Des recommandations risquées dans un contexte d’ultra-endurance

Ainsi, les recommandations actuelles en matière d’hydratation ne sont pas adaptées aux efforts de longue durée et peuvent même s’avérer dangereuses. Additionné à la préoccupation excessive à l’égard de l’hydratation chez les athlètes, cela peut conduire à la surhydratation, elle-même très dangereuse.

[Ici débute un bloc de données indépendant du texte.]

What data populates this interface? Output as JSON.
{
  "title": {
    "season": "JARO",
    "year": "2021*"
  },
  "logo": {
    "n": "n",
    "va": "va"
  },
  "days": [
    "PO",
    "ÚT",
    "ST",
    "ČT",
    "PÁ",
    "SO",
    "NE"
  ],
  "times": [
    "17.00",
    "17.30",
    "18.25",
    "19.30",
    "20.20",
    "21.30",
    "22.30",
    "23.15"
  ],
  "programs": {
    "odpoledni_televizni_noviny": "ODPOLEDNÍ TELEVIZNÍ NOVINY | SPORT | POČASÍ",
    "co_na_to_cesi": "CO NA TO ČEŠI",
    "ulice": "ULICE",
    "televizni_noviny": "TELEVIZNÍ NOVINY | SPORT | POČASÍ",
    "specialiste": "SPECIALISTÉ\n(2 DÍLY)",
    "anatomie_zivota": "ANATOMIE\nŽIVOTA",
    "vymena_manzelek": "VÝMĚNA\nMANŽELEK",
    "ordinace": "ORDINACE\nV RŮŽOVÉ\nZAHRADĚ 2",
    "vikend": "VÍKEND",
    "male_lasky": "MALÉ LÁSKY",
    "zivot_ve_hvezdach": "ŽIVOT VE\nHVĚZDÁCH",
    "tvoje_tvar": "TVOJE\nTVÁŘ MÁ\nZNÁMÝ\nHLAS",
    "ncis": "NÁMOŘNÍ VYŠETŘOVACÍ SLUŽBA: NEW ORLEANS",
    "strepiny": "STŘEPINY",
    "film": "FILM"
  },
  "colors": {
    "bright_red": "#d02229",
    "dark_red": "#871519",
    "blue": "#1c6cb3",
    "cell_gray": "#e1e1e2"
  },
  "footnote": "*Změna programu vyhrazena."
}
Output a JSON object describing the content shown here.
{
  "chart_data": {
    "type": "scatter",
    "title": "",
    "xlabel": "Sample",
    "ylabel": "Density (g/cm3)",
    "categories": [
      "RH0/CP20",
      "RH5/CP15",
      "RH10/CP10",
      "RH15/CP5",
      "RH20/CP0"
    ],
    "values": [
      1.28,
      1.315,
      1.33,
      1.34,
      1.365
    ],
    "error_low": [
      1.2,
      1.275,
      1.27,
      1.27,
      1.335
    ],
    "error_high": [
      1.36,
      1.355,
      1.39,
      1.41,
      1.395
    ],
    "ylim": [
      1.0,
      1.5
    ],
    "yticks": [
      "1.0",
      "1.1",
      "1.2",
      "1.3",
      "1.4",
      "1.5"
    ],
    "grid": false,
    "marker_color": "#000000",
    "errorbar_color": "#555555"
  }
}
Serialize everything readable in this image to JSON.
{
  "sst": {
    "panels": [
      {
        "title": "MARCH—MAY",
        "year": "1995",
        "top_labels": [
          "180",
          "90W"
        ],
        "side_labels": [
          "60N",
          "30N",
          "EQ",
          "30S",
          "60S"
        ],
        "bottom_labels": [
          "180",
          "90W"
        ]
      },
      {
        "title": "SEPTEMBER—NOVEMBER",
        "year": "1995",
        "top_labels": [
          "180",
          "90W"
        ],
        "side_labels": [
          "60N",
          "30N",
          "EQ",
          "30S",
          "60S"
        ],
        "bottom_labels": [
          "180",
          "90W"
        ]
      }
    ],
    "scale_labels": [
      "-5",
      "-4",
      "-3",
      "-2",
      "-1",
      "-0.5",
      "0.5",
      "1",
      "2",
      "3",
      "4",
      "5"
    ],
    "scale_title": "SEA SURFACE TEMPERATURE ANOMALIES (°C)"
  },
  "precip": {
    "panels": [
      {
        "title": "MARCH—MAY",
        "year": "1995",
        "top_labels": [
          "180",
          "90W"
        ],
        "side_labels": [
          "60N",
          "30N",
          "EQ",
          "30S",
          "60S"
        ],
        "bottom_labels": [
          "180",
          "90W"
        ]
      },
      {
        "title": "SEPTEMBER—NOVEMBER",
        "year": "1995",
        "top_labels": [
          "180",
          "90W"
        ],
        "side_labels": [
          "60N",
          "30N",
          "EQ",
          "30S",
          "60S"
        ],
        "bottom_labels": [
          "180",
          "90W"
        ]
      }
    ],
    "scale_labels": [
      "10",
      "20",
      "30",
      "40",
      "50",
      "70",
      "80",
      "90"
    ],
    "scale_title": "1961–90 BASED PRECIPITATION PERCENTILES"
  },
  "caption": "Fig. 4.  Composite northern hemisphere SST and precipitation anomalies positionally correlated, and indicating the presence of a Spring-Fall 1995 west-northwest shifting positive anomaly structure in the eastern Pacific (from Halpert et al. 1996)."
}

À propos de Thomas Deshayes

Thomas est étudiant au doctorat en sciences de l’activité physique et membre du Centre de recherche sur le vieillissement. Ses travaux, menés sous la direction du professeur Éric Goulet, portent sur l’hydratation et le vieillissement dans un contexte d’exercice. Il souhaite contribuer à l’avancement des connaissances dans le domaine du vieillissement physiquement actif, mais surtout transférer les connaissances à la population pour qu’elle en fasse une application concrète. « C'est ce que j'apprécie le plus, rendre les résultats de nos recherches accessibles à tous ». Pour cette raison, il aspire à une carrière en enseignement ou encore dans le domaine de la santé publique.

À propos du concours

L’Université de Sherbrooke tient annuellement le Concours de vulgarisation scientifique, dont les objectifs sont de stimuler des vocations en vulgarisation scientifique et d’augmenter le rayonnement des travaux de recherche qui s’effectuent à l’Université, qu’ils soient de nature fondamentale ou appliquée.